Mas nem tudo era mau. Na verdade, a possibilidade de
rolar numa das melhores motos elétricas que o dinheiro
pode comprar, com malas e tudo, dava lugar a um
sorriso de orelha a orelha e uma agradável sensação de
otimismo. A Energica Experia é uma ‘cross over’ com
ar de maxi-trail mas montada numa ciclística desportiva
exclusivamente para estrada.
Contudo, a segunda moto, de uma outra marca bem
conhecida, acabou por não ficar disponível, pelo que
nos salvou a Suzuki Burgman 650 do sogro. Ou seja,
o futuro antecipado por muitos, lado-a-lado com uma
tecnologia de motorização com mais de cem anos de
existência.
Um mundo de novidades
A minha experiência com elétricas resumia-se a percursos
citadinos e interurbanos. E se num dia fiz perto
de 200 quilómetros com uma elétrica, com um carregamento
pelo meio de várias horas, acho que tal ‘feito’
era o meu recorde até à data.
A possibilidade de passar algum tempo com o modelo
que a marca italiana denomina de “Turística Verde”, ou
Green Tourer como exibe nas carenagens, iria permitir-
me rolar por muito mais tempo num ambiente totalmente
distinto, capaz de “assustar” a mais audaciosa
das elétricas. Por outro lado, havia ainda a possibilidade
de validar a rede elétrica de postos de carregamento
públicos, uma vez que a Experia permite “alimentar”
a sua gigantesca bateria num posto de carregamento
rápido, reduzindo de forma substancial o tempo
necessário para a operação.
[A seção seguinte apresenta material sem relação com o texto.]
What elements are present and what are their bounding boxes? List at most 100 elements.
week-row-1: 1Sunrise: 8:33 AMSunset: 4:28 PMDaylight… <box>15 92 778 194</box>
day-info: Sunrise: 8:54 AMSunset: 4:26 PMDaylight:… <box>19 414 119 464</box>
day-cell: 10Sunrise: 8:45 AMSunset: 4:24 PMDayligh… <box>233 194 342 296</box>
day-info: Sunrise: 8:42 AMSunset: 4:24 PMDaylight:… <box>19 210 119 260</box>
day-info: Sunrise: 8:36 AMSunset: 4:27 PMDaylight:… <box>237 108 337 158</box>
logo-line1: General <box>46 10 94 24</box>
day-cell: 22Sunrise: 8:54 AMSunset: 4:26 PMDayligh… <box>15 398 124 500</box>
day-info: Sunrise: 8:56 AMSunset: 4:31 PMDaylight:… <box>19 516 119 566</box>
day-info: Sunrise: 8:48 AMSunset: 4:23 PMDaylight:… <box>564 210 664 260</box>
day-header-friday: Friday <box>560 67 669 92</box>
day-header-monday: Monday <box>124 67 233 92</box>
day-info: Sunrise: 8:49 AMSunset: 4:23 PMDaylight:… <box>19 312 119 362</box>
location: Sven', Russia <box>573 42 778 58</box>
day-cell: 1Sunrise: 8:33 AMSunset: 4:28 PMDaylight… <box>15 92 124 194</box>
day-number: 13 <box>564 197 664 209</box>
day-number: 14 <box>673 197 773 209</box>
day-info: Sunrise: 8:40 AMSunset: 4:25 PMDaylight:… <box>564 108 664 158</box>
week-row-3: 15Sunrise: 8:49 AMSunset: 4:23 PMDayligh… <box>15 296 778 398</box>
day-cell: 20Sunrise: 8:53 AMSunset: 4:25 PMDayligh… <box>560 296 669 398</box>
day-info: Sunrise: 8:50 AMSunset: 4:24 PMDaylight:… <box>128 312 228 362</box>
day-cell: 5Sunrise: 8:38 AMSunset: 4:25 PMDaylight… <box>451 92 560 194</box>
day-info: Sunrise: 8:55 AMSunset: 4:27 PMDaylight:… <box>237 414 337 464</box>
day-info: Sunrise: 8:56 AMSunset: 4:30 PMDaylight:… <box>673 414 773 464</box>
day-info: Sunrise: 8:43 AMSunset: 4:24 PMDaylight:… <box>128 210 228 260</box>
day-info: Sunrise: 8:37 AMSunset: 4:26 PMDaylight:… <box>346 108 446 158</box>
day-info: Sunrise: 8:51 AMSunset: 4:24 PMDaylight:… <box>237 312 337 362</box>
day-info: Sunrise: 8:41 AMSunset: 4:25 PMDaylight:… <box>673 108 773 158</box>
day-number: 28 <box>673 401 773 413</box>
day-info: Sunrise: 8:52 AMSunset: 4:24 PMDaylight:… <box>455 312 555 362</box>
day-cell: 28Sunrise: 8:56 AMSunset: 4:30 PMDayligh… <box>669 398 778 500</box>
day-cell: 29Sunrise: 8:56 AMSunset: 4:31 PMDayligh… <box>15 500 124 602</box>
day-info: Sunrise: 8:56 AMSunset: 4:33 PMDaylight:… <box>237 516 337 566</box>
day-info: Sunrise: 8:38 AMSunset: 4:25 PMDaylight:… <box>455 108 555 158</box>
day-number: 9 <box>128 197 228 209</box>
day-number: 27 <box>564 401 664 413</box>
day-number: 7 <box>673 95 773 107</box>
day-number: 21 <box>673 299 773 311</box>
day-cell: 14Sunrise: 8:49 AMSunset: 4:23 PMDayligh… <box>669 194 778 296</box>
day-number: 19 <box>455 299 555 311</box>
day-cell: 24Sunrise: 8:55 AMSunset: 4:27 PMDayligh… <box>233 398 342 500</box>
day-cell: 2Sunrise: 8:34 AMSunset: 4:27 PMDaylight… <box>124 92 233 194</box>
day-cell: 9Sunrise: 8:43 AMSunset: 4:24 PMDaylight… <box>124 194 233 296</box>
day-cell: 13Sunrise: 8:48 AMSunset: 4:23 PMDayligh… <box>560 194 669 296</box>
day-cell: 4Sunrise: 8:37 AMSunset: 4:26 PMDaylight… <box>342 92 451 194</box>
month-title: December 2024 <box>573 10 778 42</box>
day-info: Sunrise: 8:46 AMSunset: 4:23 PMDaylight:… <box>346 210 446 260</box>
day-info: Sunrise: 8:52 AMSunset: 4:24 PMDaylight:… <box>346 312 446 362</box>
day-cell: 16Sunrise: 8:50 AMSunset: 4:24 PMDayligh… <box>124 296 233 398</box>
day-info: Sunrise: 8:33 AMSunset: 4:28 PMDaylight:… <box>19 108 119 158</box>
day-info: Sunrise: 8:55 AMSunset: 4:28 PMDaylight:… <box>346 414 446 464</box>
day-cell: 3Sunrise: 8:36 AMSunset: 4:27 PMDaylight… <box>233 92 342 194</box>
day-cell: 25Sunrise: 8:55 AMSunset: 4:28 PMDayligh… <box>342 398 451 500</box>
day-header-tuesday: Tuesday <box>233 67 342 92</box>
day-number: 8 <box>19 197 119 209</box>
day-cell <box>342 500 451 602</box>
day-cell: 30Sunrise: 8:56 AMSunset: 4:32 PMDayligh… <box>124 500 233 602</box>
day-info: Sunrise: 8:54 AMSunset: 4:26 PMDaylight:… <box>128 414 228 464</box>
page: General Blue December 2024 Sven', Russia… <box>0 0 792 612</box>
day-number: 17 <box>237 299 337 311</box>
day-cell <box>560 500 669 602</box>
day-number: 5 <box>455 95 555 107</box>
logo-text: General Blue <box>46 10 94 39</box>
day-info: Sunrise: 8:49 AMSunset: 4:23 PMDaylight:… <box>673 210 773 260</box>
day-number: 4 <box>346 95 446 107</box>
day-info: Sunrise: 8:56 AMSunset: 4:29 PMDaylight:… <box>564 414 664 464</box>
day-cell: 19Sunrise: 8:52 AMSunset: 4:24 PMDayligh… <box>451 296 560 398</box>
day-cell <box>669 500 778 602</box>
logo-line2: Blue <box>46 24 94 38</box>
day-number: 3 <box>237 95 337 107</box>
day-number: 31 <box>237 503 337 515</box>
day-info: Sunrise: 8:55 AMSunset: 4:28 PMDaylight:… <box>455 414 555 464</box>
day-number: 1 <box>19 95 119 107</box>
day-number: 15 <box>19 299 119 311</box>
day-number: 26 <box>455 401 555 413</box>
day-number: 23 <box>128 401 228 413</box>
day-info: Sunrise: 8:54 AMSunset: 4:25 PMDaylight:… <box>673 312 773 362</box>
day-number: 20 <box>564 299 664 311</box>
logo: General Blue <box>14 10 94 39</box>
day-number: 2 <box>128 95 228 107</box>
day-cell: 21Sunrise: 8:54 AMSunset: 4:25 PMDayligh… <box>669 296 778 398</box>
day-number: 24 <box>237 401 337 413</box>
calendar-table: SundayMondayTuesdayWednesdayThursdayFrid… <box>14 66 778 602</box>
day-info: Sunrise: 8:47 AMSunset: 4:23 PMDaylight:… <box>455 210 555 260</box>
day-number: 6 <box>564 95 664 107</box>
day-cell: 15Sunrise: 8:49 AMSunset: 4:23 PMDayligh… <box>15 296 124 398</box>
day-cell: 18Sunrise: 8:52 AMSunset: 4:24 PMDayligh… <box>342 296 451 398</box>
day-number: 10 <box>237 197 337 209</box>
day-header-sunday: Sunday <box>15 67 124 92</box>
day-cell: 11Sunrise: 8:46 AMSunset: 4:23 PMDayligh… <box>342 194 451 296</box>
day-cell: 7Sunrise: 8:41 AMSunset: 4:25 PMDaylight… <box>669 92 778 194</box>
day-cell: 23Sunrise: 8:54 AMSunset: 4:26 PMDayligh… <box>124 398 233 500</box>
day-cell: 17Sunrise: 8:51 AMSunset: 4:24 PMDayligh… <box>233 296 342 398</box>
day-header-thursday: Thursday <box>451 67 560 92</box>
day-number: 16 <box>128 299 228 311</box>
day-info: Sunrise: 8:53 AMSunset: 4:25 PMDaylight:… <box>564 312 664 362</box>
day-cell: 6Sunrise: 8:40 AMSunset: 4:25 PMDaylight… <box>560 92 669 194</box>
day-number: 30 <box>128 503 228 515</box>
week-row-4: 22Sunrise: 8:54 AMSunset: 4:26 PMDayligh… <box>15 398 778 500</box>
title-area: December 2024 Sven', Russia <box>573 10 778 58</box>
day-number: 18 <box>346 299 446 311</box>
Este aspeto, o tempo de
carregamento, constitui o maior óbice à versatilidade
de uma moto elétrica, o que as deixa, normalmente,
circunscritas ao ambiente citadino.
Planeamento militar
Já sabia de antemão que esta “descida eletrificada” da
Estrada Nacional 2 iria obrigar a um planeamento militar.
Isto porque que haveria que entender a autonomia
disponível em função do andamento adotado e dos postos de carregamento que poderíamos utilizar
ao longo do percurso. De preferência, com o mínimo
de desvios do itinerário principal.
Convirá realçar que a escolha da Energica não surgiu
por acaso. Na verdade, já havia desafiado o João Nuno
Cruz, diretor comercial da Moteo (importador nacional
da marca sedeada em Modena) para algo ainda
mais espetacular e mediático. O receio de uma autonomia
insuficiente levou a que se agendasse a “aventura”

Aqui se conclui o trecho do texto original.